John 5:2 Now in Jerusalem by the Sheep Gate there is a pool, called in Hebrew Beth-zatha, which has five porticoes. 3 In these lay many invalids—blind, lame, and paralyzed. 5 One man was there who had been ill for thirty-eight years. 6 When Jesus saw him lying there and knew that he had been there a long time, he said to him, “Do you want to be made well?” 7 The sick man answered him, “Sir, I have no one to put me into the pool when the water is stirred up; and while I am making my way, someone else steps down ahead of me.” 8 Jesus said to him, “Stand up, take your mat and walk.” 9 At once the man was made well, and he took up his mat and began to walk.
There are numerous opinions regarding the lame man who was laying beside the pool. Some think that his response was rather snarky. Jesus asks him if he wants to be made well. He has no clue who Jesus is and his response is probably laced with sarcasm. His only understanding of how to get well has to do with the water being stirred up. Therefore he takes the time to explain to Jesus how healing should happen. He has to be the first one into the water but the problem is that he’s been there a long time and he has never been first. So sure, he’d like to be healed, but as far as he knows, it’s not going to happen.
He doesn’t really answer Jesus’ question. He probably thought the question was absurd because he would only be lying there if he wanted to be healed. He is exasperated and may have had his heart crushed as a result of his long and extended illness. Hope was not something that he lived with and instead, his illness got the better of him. Day after day he watched others get into the water before him and he allowed anger and bitterness to work its way into his heart.
Suddenly the Messiah was before him but he’s so frustrated with life, he can’t see who he is. Jesus asks him a question and he’s exasperated but maybe hoping that this man will help him get to the water first. It is in this moment that we see God’s prevenient grace at work — reaching out to the one who is feeling hopeless and very sorry for himself.
He really doesn’t see that there is any hope that he will ever be healed. Jesus sees him and all of his needs. In grace he approaches the one who has come to his wits end and holds out a hand of hope. Instead of grasping the hand the man continues to complain. Jesus doesn’t give up and doesn’t argue with the man. He simply tells the man to get up and walk. Can you imagine that the man was overwhelmed when suddenly he was able to get up and walk. In his place of exasperation, this unworthy man received a great gift of healing.
I think that sometimes we have a hard time understanding or accepting God’s grace. We may even convince ourselves that God can’t reach us in our current condition. Interestingly Jesus didn’t expect anything of this man who couldn’t even answer his question in a simply way; yet, Jesus healed him.
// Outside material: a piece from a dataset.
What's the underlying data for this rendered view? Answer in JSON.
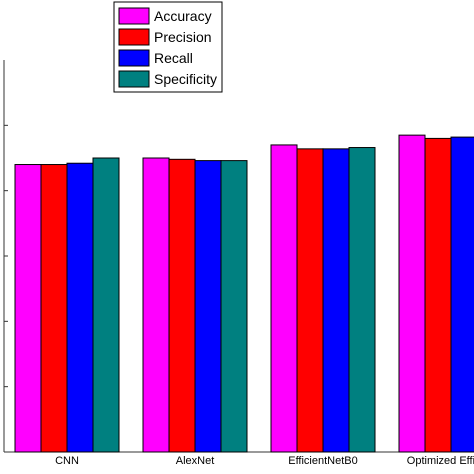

The beauty of the story is that Jesus did not turn away. There are days when we find ourselves in the place of the lame man. Life will have gotten us down, and even when Jesus reaches out to us we will give some kind of a snarky response out of our exasperation. Jesus knew the man’s need, and he knows ours too.
The hymn by Annie Flint invites to remember that his great love and grace will always be enough.
He giveth more grace as our burdens grow greater, He sendeth more strength as our labors increase; To added afflictions He addeth His mercy, To multiplied trials He multiplies peace.
When we have exhausted our store of endurance, When our strength has failed ere the day is half done, When we reach the end of our hoarded resources Our Father’s full giving is only begun.
Fear not that thy need shall exceed His provision, Our God ever yearns His resources to share; Lean hard on the arm everlasting, availing; The Father both thee and thy load will upbear.
His love has no limits, His grace has no measure, His power no boundary known unto men; For out of His infinite riches in Jesus He giveth, and giveth, and giveth again.
Relax and live into the grace of God extended to us today.
Lord, thank you for your overwhelming love. Amen.